Andrea Agnelli e la Lega, due punti di vista distanti, lontani. Idee diametralmente opposte sul futuro del calcio, da una parte Agnelli, un rivoluzionario, etichetta poco gradita all'interessato, dall'altra il calcio italiano, aggrappato a poltrone e stereotipi. Dalle colonne del settimanale tedesco Die Zeit, il numero uno della Juve lancia l'ennesima bordata ai vertici del pallone, ritenuti inadeguati, non al passo con i tempi. L'occasione per affondare la lama la fornisce ovviamente il caso Parma, una società rifiutata dalla Uefa, per mancati pagamenti e conti non a posto, e regolarmente al via della Serie A, salvo poi crollare lungo il percorso, minata da debiti con ogni probabilità irreparabili.
"Non sono il capo dell’opposizione perché non esiste un governo. Da noi non succede nulla senza l’Assemblea dei Presidenti. La stessa Lega è debole, non ha nessuna autorità, né un proprio management. Questo porta ad una situazione meno trasparente, come ad esempio nel caso dei diritti tv, e a conflitti di interesse. Sicuramente dobbiamo cambiare alcune idee e comportamenti. Con poche eccezioni i presidenti dei club e i principali funzionari hanno 60-70 anni. Ci sono pochi quarantenni. E il caso del Parma è solo la punta dell’iceberg: il fatto che un club possa arrivare fino a questo punto è frutto della cattiva gestione del calcio italiano. Non mi preoccupa quello che l’Italia pensa dell’Italia, mi preoccupa tanto quello che gli altri pensano di noi, con i relativi danni all'immagine dovuta ai vari scandali. Gli stadi vecchi sono una delle cause della crisi del calcio italiano? Ne sono convinto al 100%".

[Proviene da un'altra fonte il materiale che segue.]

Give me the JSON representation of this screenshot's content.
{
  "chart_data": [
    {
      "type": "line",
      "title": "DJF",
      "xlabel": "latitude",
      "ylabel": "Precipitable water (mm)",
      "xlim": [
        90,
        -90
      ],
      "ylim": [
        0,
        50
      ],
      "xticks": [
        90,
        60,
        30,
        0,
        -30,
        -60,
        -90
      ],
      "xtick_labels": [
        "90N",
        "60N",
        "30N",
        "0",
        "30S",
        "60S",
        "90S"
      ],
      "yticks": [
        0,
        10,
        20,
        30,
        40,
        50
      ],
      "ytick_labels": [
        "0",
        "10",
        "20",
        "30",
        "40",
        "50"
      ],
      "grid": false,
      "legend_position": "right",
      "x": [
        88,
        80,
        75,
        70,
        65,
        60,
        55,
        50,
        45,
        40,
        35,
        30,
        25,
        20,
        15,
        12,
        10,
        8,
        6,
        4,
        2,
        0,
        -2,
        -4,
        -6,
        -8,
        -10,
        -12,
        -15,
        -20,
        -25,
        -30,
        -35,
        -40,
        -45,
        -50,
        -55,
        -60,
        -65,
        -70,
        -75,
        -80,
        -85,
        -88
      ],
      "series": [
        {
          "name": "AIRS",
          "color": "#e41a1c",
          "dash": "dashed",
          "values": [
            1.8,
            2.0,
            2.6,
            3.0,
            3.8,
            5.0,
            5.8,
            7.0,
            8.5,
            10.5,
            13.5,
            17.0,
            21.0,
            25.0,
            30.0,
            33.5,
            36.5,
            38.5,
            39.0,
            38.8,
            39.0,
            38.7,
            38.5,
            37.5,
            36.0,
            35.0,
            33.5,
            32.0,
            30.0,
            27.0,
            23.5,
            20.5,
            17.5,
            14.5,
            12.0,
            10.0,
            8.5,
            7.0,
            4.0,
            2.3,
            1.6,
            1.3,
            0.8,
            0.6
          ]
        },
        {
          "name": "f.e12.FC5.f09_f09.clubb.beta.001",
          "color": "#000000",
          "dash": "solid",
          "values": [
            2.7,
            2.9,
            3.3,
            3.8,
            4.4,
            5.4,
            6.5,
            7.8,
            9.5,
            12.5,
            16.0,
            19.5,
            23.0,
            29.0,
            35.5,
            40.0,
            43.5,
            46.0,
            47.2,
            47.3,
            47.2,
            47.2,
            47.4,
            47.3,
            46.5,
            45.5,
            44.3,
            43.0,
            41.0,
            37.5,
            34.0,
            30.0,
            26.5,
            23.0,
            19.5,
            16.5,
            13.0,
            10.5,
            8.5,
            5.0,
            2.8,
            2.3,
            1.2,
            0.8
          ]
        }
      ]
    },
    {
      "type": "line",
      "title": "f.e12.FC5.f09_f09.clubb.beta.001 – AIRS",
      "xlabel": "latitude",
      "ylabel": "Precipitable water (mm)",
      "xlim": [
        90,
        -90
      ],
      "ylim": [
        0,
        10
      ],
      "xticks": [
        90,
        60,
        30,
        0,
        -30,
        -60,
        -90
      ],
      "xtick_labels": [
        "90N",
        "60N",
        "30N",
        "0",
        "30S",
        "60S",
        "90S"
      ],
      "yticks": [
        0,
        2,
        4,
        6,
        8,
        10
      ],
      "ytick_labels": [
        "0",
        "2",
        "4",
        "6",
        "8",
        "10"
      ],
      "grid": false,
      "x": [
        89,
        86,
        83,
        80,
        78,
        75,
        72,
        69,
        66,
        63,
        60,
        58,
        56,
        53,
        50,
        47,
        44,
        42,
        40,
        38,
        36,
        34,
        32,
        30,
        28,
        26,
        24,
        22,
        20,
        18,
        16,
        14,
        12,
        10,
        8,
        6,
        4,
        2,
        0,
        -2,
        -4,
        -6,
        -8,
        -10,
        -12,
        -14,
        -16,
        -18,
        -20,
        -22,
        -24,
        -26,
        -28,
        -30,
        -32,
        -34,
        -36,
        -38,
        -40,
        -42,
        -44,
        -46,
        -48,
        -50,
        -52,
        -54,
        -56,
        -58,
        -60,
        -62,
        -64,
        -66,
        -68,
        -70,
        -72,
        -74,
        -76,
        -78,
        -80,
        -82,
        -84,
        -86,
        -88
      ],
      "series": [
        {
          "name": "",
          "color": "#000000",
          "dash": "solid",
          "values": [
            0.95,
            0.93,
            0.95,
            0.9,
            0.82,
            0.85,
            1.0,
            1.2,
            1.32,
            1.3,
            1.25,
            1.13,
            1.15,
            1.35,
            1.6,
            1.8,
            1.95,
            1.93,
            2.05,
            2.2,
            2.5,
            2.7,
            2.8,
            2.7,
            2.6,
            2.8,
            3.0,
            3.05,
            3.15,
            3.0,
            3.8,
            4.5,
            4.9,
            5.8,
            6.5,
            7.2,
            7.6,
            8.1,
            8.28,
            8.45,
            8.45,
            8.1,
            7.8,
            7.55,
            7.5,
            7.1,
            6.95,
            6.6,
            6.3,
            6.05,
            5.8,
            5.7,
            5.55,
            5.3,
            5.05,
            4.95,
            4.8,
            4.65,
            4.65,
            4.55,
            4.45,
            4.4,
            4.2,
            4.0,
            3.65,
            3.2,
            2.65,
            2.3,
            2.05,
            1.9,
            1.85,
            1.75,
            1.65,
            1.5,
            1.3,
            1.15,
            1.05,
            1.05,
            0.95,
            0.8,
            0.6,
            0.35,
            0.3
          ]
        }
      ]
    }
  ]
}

Il modello da seguire è quello inglese, la Premier è l'esempio da cui trarre linfa, spunti "È il compito della nostra generazione non solo lasciare ai nostri figli un altro calcio, migliore e più trasparente, ma anche un altro Paese. Senza dubbio ci sono delle differenze tra me e altri presidenti di club che si occupano del governo della Serie A. E quindi anche le opinioni sono distanti. Secondo me la Serie A in Italia dovrebbe essere gestita come la Premier League in Inghilterra, da persone che portano avanti l’intera Lega come prodotto. Con una strategia per lo sviluppo e l’esportazione del nostro calcio. In James Pallotta, il presidente della Roma, abbiamo trovato un alleato. Investitori stranieri in altri club? Non importa da dove arrivino gli investimenti, ma posso assicurare che la Juve resterà italiana".
Dalla battaglia in Lega si passa poi allo scontro di campo e torna protagonista la Juventus. In programma, la prossima settimana, la trasferta a Dortmund, un passo verso le grandi d'Europa, l'occasione di approdare tra le migliori otto in Champions. Agnelli traccia un bilancio, evidenziando le differenze di ricavi dai top club e le difficoltà a misurarsi con squadre come City e Psg che attuano una politica finanziaria discutibile "In questo momento ci sono quattro squadre che non hanno concorrenti in termini di fatturato: Real Madrid, Manchester United, Bayern Monaco e Barcellona. Sono seguiti da PSG e Manchester City, che però operano un doping finanziario, con i quali non posso concorrere. Se tolgo questi due club dalla classifica la Juventus sale all’ottavo posto. Il mio obiettivo è raggiungere il quinto posto in tre, quattro anni. In Champions con il Dortmund? Siamo la Juventus. Dobbiamo vincere ogni partita".
L'ultimo capitolo è un tuffo nel passato, un ritorno al 2006, al processo di Calciopoli, uno scontro frontale, una guerra di carte che la Juventus non accetta di perdere "Riabilitazione? Non è la parola corretta. Noi abbiamo accettato la sentenza del diritto sportivo, ma ad essa si è giunti molto velocemente, in un mese. Poi sono emerse nuove informazioni che non sono state prese in considerazione. Tre anni fa abbiamo presentato una domanda di risarcimento di 443 milioni perché per due anni non ci siamo qualificati alla Champions League e abbiamo dovuto rinunciare agli introiti conseguenti. Aspettiamo l'udienza".